Respiratory parameters for the classification of dysfunctional insulin secretion by pancreatic islets.

Metabolites 11:405 (2021)
Verlagsversion DOI PMC
Open Access Gold
Creative Commons Lizenzvertrag
The development of obesity and type 2 diabetes (T2D) has been associated with impaired mitochondrial function. In pancreatic beta (β) cells, mitochondrial energy metabolism plays a central role in triggering and controlling glucose-stimulated insulin secretion (GSIS).
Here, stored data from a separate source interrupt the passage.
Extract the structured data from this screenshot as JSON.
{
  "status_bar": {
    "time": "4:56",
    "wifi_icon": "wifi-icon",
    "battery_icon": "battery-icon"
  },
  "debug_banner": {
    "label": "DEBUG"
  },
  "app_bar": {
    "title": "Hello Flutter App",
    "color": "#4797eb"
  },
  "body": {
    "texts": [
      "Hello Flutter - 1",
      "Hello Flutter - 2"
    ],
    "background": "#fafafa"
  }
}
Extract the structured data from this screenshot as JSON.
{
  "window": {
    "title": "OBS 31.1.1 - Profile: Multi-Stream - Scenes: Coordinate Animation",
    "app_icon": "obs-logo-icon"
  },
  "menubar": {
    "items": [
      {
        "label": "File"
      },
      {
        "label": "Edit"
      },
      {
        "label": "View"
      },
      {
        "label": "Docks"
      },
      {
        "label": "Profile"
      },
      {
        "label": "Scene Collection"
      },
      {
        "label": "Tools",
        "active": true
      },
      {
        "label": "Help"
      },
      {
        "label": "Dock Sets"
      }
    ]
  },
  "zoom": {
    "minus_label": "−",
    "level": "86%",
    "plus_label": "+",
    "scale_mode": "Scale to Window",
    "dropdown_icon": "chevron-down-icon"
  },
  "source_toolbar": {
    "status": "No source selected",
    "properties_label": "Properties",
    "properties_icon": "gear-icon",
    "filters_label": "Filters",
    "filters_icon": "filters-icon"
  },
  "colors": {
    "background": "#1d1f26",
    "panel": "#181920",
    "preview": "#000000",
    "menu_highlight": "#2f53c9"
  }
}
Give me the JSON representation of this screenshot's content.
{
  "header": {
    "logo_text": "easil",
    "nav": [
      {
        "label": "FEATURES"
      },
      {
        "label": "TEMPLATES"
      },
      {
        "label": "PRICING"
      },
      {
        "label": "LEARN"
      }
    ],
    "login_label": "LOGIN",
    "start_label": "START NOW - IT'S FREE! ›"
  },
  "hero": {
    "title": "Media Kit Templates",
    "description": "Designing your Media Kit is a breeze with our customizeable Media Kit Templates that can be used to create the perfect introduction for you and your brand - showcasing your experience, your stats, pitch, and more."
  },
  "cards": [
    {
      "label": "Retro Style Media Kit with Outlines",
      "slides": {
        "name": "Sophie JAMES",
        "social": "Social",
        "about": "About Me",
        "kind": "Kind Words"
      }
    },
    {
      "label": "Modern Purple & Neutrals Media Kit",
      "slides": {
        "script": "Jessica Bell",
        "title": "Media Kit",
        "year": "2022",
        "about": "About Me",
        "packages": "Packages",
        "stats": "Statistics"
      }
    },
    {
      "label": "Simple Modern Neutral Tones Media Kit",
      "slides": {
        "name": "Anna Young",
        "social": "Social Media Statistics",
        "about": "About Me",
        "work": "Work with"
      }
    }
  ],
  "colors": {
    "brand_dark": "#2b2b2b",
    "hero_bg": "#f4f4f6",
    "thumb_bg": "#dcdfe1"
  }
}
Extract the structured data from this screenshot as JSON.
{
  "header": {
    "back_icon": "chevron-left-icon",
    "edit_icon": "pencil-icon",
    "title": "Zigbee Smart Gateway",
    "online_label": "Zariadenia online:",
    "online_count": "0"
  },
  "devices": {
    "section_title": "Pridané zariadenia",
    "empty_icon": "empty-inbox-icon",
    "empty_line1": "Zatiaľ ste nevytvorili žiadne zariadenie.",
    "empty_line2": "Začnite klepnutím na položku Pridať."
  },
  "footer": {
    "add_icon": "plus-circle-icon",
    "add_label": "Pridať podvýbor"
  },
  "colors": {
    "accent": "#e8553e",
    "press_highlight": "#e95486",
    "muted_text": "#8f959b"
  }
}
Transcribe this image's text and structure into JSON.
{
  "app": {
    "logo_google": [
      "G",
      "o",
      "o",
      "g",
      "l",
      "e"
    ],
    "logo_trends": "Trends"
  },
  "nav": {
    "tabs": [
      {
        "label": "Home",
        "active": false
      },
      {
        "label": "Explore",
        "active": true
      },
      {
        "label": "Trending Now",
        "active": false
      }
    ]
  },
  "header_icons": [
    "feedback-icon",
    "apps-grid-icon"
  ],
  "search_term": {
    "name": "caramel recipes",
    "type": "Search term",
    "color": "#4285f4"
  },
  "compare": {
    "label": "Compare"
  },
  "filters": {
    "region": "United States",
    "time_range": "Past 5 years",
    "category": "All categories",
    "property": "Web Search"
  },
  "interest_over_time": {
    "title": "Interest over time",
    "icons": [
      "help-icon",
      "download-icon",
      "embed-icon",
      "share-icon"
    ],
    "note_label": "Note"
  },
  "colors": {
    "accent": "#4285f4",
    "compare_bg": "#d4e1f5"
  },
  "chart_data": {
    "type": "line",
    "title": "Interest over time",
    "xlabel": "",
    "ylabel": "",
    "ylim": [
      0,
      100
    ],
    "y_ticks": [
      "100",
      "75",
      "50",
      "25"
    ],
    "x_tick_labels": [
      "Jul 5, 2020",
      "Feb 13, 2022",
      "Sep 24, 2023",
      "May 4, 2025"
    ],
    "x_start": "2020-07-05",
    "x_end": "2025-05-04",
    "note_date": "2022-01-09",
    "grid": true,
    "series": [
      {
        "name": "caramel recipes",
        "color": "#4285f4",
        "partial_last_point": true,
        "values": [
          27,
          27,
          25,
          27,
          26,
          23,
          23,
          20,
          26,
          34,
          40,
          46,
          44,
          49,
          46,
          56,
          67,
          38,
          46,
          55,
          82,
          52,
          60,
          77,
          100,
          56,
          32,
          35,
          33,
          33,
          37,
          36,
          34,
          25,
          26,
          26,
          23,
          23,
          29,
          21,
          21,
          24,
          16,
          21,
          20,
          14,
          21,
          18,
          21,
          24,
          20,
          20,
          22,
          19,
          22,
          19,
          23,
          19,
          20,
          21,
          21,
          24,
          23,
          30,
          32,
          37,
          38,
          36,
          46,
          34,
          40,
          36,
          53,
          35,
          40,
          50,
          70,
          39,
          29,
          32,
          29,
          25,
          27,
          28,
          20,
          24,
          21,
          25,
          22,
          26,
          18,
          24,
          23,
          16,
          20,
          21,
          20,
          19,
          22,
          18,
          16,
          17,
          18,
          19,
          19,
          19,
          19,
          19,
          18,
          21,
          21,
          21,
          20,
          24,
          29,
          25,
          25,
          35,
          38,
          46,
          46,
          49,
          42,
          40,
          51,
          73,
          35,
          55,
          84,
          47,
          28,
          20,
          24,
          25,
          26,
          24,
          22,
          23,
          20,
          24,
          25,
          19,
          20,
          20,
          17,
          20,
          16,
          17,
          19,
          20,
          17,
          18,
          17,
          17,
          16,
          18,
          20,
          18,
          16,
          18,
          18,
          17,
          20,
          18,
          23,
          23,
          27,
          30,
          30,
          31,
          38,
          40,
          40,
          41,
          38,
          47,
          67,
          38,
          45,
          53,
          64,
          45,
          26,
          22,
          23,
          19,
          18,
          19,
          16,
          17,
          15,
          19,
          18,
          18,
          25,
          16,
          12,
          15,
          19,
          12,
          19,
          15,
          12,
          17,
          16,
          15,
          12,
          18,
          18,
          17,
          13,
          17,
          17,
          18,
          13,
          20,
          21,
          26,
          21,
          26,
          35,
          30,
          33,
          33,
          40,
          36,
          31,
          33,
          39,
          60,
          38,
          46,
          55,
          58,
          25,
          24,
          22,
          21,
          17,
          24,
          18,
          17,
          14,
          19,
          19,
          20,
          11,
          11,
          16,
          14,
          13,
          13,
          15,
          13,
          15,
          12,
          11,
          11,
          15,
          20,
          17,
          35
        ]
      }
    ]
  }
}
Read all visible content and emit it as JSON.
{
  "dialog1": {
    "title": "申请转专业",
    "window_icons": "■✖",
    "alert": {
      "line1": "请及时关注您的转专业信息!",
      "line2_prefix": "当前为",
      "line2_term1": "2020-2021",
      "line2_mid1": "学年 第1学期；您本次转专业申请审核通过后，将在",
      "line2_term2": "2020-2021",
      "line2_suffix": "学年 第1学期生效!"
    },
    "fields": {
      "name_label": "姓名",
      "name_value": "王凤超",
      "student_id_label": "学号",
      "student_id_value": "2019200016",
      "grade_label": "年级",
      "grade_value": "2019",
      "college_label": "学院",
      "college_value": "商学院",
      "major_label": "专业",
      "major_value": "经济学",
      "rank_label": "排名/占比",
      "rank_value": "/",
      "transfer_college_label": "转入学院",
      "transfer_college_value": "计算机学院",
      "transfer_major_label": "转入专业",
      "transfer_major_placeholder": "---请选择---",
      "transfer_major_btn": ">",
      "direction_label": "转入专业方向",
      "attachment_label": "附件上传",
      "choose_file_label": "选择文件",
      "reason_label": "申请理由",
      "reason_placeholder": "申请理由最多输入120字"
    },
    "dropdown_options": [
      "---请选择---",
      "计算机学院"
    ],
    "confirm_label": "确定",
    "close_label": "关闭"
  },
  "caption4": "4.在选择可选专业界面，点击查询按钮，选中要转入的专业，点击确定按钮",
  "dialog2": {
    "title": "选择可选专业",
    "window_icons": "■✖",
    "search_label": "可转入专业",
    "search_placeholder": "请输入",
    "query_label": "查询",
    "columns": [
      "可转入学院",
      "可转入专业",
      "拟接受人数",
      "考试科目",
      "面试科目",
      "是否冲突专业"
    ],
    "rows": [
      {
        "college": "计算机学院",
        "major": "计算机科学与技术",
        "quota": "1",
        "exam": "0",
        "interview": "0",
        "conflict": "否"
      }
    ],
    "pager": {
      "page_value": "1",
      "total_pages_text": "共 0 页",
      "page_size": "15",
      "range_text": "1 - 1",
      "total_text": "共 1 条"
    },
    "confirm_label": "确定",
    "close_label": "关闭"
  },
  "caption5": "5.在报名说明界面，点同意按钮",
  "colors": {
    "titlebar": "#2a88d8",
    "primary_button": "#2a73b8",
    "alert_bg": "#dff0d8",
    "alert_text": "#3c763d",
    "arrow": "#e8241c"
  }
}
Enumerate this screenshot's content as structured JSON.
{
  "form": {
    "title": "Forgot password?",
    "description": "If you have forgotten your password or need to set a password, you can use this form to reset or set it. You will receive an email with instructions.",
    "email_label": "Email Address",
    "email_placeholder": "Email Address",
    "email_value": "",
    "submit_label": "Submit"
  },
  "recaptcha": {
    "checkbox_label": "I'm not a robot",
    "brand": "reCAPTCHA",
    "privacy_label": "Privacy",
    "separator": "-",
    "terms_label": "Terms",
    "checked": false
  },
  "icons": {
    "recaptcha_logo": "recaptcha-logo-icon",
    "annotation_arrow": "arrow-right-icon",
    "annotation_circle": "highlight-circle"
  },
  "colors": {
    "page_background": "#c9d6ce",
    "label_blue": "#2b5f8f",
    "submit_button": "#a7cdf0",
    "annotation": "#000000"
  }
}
Here, we have explored whether mitochondrial bioenergetic parameters assessed with Seahorse extracellular flux technology can quantitatively predict insulin secretion. We metabolically stressed male C57BL/6 mice by high-fat feeding (HFD) and measured the glucose sensitivity of islet respiration and insulin secretion. The diet-induced obese (DIO) mice developed hyperinsulinemia, but no pathological secretory differences were apparent between isolated DIO and chow islets. Real-time extracellular flux analysis, however, revealed a lower respiratory sensitivity to glucose in DIO islets. Correlation of insulin secretion with respiratory parameters uncovers compromised insulin secretion in DIO islets by oxidative power. Normalization to increased insulin contents during DIO improves the quantitative relation between GSIS and respiration, allowing to classify dysfunctional properties of pancreatic insulin secretion, and thereby serving as valuable biomarker for pancreatic islet glucose responsiveness and health.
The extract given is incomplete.